Liquid level control systems, such as low-water cut-off systems, are known in the art as exemplified in U.S. Pat. No. 3,834,357. These systems monitor the fluid level in vessels such as hot water boilers, or the like, by utilizing the conductivity of the fluid within the vessel. That is, an insulated probe projects internally of the vessel such that an electrical path is completed from the conductive portion of the probe through the liquid and to the grounded walls of the vessel, when the fluid is in contact with the probe. This circuit, in turn, completes a series circuit comprising the secondary winding of an isolation transformer and a relay having at least one set of contacts for controlling an external circuit such as a low-water alarm. An isolation transformer is utilized in these systems for safety considerations. That is, the isolation transformer avoids the possibility of having an electrically "hot" housing or exposed surface of any of the associated apparatus. However, in order to maintain a desired minimum level of sensitivity to ensure reliable detection when using fluids having low electrical conductivity, the secondary winding voltage is typically the same as the primary winding, which may be, for example, 120 or 240 volts. Notwithstanding the isolation transformer, this relatively high secondary potential may pose a safety problem such as, for example, to a workman who inadvertently physically contacts the exposed conductor of the probe. Thus, in these prior art systems, system safety and system sensitivity are in competition with one another.

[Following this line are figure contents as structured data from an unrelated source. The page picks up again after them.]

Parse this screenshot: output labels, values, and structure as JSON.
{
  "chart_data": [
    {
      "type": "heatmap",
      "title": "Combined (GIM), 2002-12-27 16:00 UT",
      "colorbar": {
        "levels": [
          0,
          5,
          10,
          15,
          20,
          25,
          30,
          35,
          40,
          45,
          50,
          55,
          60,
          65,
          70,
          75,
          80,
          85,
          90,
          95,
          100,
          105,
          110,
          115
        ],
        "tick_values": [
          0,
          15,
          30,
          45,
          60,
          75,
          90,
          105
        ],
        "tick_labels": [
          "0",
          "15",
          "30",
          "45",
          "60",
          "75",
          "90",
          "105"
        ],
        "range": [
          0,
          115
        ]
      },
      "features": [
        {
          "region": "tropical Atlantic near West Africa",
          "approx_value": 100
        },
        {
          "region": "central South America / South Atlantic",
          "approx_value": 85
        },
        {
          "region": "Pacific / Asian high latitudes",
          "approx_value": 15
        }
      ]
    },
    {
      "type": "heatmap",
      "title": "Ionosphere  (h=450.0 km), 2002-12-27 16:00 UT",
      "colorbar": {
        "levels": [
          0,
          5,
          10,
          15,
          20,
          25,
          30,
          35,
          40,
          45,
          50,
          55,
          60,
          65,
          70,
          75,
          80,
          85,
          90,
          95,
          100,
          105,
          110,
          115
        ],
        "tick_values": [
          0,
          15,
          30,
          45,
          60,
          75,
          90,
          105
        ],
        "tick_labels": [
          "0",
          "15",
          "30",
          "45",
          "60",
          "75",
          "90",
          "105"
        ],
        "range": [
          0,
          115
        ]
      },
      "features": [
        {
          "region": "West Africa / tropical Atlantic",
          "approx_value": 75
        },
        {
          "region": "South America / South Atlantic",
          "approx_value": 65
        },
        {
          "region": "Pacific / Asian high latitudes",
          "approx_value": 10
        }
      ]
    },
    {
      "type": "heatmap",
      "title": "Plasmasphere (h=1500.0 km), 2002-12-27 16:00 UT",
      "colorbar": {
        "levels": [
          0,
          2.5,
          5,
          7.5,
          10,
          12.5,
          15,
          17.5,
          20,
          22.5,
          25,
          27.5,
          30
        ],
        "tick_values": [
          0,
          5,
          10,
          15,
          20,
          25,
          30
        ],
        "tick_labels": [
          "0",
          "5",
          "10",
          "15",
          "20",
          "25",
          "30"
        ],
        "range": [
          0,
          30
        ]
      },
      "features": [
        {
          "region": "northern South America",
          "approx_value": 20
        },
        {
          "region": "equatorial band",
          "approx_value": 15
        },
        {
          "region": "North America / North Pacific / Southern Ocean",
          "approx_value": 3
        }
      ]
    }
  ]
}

Low secondary voltage systems, including electronic systems, have been proposed. However, these systems utilize relatively sophisticated and expensive techniques such as, for example, D.C. amplifiers wherein the A.C. probe signal voltage is converted to D.C. for further processing by the electronic circuit, such as by means of A.C. to D.C. converter or bridges and the like. The A.C. to D.C. interface has been necessary because it is desirable to provide an A.C. voltage in the probe circuit so as to avoid contamination of the probe due to electrolysis as results from strictly D.C. operation. In any event, these prior art liquid level control systems have resorted to expensive and complex circuit design techniques to provide a usable system.
These and other disadvantages are overcome by the present invention wherein a liquid level control system is provided utilizing a relatively low voltage secondary potential, the advantages of A.C. operation, and simple and relatively inexpensive circuitry which also utilizes the A.C. voltage signal of the probe circuit.